We also strongly encourage that the games that are designed feature collaboration rather than competition. Whereas most traditional U.S. games are designed with a zero-sum approach (where if one player advances, another must decline), our game projects emphasize collaboration and minimize the competitive nature of game play. This creates a more open, friendly game play space for players, borrowing from a successful approach of such German game design giants as Klaus Teuber who designed the popular The Settlers of Catan (Kosmos, 1995) (Curry, 2009).

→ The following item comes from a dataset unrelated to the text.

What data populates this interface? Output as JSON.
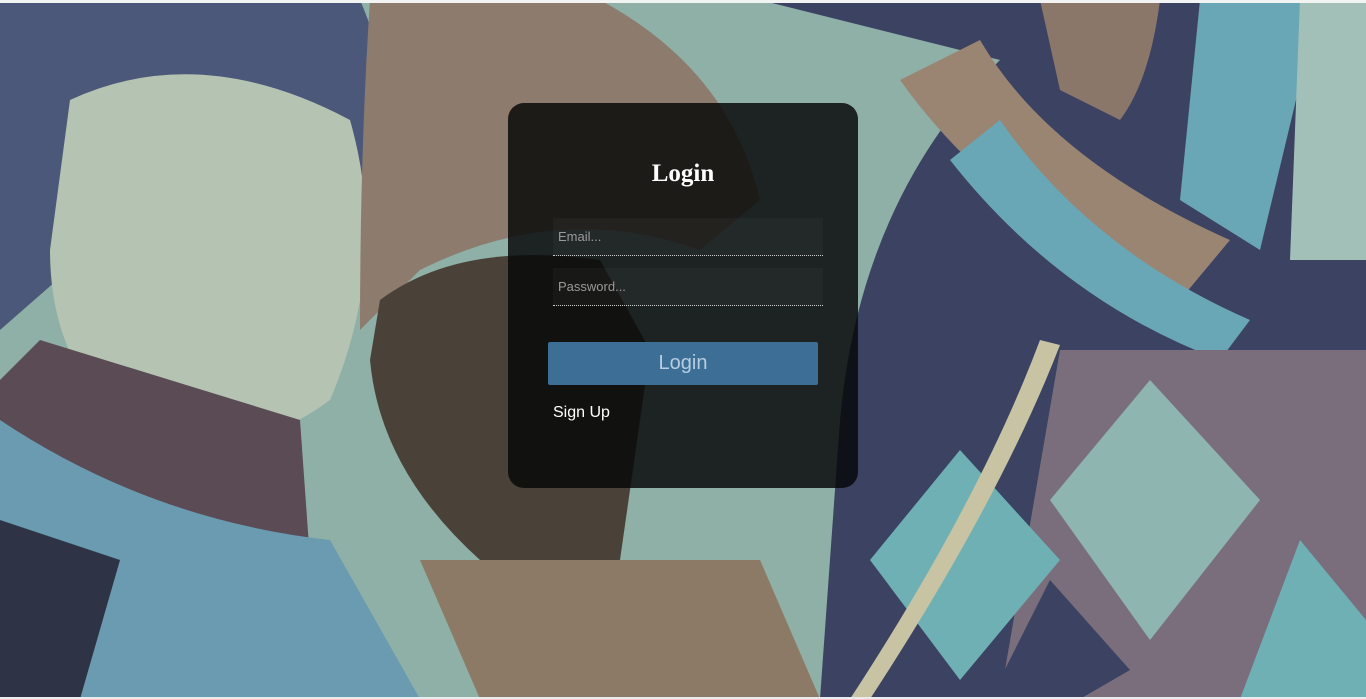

Our process involves the following steps each year. We have followed and refined this process over the past four years, repeating this course and the collaboration with local schools to develop the games in the course.
September-October Connect with local teachers and discuss possible learning standards that could be supported by games for learning.
November-December Finalize learning standards and acquire all existing worksheets and activities that the teachers utilize in the classroom.
January Educational and Serious Game Design course begins and students are able to review the possible learning outcomes and general topics to be supported. Teams are formed (with three to five students per team) and a preliminary design is drafted.
February Design is presented to and refined with the K-12 teachers.
March-April University student teams develop the game as defined in the design document, and partner K-12 students are asked to generate content (text descriptions, 2D art/drawings, audio/music) to be included in the game. Demos are presented to the K-12 teachers and students at least once every two weeks as part of an “iterative refinement” development process.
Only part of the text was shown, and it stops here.